La démocratie, après avoir blâmé l’intervention du gouvernement dans les affaires du Mexique, a voulu l’expédition actuelle, à laquelle le gouvernement impérial eût peut-être renoncé, sur la motion de Jules Favre, s’il avait vu cet orateur énergiquement soutenu par les journaux. Mais non : la presse démocratique a prétendu que, même après avoir reconnu qu’il avait été induit en erreur sur les sentiments de la population mexicaine, le gouvernement ne pouvait, après un échec, traiter avec honneur qu’à Mexico. Était-ce encore la Révolution qui nous appelait au Mexique ? Point. Les Mexicains cherchent à se constituer en république fédérative ; ils ne veulent d’aucun prince, pas plus allemand qu’espagnol ; et il se trouve que leur président actuel Juarez est le plus capable, le plus honnête et le plus populaire qu’ils aient eu. Des républicains dignes de ce nom auraient compris que la véritable dignité, pour un gouvernement aussi fort que le nôtre, consistait à reconnaître son erreur, même après un échec, et auraient insisté pour la retraite. Mais la république, comme l’entendent nos démocrates, a horreur du fédéralisme, chatouilleuse surtout sur le point d’honneur.


La démocratie, en effet, est essentiellement militariste ; sans elle ce serait fait de la politique prétorienne. Ses orateurs et ses écrivains peuvent se comparer aux grognards du premier Empire, toujours critiquant les entreprises du grand homme, au fond dévoués corps et âme à ses desseins, toujours prêts à le défendre, du bras, de la pensée et du cœur. En vain leur représentez-vous que les armées permanentes ne sont plus pour les peuples que des instruments d’oppression et des sujets de méfiance ; en vain leur faites-vous voir, par raisons et par chiffres, que les conquêtes ne servent pour la fortune des nations absolument de rien, que les annexions coûtent plus qu’elles ne rapportent ; en vain leur prouvez-vous que le droit de la guerre lui-même, le droit de la force, s’il était appliqué dans sa vérité, conclurait à la cessation de la guerre et à un tout autre emploi de la force. Ils n’entendent pas de cette oreille : Napoléon Ier, disent-ils, fut l’épée de la Révolution. Or l’épée a aussi son mandat révolutionnaire, qui est loin d’être rempli !

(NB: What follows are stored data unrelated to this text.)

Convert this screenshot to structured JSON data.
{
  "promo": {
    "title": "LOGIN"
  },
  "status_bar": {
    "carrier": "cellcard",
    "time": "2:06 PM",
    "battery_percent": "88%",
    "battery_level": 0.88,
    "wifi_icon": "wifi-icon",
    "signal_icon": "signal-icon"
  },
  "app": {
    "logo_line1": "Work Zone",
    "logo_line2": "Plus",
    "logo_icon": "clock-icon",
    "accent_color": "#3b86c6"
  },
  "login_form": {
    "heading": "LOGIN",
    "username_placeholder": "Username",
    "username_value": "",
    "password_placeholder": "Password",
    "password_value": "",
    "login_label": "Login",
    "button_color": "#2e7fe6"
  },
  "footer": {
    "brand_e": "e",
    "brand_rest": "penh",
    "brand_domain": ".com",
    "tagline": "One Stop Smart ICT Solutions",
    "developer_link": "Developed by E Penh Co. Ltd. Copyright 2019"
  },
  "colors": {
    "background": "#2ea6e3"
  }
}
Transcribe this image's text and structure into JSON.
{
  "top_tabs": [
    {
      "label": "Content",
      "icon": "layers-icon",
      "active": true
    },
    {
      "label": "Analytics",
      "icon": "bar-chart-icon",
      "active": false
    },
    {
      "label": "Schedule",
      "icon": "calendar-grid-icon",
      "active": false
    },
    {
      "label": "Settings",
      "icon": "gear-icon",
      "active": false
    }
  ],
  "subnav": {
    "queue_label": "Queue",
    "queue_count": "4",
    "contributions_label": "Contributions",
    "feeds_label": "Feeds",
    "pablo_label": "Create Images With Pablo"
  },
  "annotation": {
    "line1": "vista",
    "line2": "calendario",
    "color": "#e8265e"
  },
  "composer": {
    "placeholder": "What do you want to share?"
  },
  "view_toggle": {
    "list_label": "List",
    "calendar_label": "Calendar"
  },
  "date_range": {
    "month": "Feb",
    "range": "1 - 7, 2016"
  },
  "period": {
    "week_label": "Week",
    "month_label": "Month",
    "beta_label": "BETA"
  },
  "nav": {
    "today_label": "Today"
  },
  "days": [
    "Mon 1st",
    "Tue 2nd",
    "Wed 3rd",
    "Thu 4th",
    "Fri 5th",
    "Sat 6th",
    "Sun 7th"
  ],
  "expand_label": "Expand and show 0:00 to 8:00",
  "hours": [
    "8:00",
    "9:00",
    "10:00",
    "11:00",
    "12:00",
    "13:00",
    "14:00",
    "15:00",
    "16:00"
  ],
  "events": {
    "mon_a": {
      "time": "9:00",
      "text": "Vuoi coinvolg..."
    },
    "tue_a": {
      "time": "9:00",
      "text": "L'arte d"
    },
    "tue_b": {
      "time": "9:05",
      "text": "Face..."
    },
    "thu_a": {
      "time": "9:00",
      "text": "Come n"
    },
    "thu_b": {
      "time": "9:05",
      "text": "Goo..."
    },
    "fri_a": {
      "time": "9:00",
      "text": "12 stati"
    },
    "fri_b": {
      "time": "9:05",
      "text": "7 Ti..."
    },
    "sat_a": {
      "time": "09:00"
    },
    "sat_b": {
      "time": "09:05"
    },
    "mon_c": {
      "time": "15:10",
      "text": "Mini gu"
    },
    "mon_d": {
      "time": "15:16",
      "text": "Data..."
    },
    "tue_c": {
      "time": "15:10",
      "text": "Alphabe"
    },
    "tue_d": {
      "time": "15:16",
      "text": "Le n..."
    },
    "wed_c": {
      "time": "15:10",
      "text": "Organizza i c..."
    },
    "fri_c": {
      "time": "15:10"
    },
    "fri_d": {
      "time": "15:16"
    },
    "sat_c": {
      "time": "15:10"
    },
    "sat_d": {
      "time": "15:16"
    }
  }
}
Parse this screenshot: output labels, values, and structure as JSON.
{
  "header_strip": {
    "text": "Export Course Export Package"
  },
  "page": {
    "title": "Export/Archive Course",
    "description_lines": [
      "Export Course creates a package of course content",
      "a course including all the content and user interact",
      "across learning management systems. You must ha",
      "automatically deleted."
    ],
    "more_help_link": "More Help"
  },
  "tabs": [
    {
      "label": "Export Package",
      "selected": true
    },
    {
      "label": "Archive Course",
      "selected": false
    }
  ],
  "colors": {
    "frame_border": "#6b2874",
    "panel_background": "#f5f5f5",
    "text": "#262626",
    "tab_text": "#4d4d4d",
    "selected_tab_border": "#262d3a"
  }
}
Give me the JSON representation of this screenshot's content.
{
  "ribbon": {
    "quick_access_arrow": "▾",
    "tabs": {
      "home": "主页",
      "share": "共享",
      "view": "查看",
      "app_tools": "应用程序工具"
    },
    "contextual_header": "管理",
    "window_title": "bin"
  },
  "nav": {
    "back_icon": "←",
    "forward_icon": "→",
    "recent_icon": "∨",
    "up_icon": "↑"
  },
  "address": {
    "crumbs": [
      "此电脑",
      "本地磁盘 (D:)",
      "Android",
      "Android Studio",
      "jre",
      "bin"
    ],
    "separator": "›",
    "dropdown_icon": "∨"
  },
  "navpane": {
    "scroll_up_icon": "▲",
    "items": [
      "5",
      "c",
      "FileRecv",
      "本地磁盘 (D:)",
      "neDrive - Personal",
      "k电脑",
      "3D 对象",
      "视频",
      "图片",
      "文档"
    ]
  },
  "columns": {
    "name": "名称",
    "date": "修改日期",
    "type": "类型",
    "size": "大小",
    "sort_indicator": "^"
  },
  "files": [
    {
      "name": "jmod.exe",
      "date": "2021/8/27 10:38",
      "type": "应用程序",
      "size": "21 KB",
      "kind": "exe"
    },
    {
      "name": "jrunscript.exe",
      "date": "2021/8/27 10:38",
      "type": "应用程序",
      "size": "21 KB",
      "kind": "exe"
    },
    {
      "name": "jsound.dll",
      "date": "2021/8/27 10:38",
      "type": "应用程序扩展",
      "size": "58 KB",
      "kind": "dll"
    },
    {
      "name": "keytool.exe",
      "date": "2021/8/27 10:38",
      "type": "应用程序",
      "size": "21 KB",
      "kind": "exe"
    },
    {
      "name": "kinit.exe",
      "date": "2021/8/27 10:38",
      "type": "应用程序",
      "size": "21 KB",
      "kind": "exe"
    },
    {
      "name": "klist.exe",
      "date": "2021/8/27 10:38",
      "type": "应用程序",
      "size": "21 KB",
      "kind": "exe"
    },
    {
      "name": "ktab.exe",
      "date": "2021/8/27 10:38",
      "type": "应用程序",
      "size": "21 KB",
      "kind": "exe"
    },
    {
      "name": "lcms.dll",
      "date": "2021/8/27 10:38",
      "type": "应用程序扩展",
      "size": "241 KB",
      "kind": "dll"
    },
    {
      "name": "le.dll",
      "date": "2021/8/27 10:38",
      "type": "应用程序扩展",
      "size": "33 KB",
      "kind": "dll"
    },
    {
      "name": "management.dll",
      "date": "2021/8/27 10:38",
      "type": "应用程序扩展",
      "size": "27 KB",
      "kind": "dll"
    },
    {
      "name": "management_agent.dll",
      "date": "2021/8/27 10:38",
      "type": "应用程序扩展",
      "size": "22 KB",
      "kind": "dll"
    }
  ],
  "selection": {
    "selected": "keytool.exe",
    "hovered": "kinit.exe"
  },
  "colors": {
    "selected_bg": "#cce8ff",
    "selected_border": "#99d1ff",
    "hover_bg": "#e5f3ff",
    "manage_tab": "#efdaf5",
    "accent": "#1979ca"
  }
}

La démocratie a donné les mains au libre-échange, dont la brusque application, si l’on en faisait le décompte, équivaudrait à l’une de ces glorieuses campagnes du premier Empire que couronnait invariablement un nouvel appel d’hommes et d’argent. Ainsi, avec toutes nos crâneries, nous sommes à la remorque de l’Angleterre, tantôt pour la guerre à la Russie, tantôt pour le libre-échange, tantôt pour l’unité italienne. Nos patriotes pouvaient-ils moins pour la théorie de Cobden, le rêve de Bastiat, la toquade de M. Jean Dolfus, le dada de M. Chevalier, qui a si heureusement chevauché déjà la question de l’or ? Le libre-échange, en effet, la guerre aux monopoleurs en masse, n’est-ce point aussi la Révolution ?... Jamais ces puissants raisonneurs ne viendront à bout de comprendre que la masse des monopoleurs d’un pays est la masse de la nation, et qu’à faire la guerre à cette masse, il y a toujours grave péril, quand il n’y a pas souveraine iniquité[1].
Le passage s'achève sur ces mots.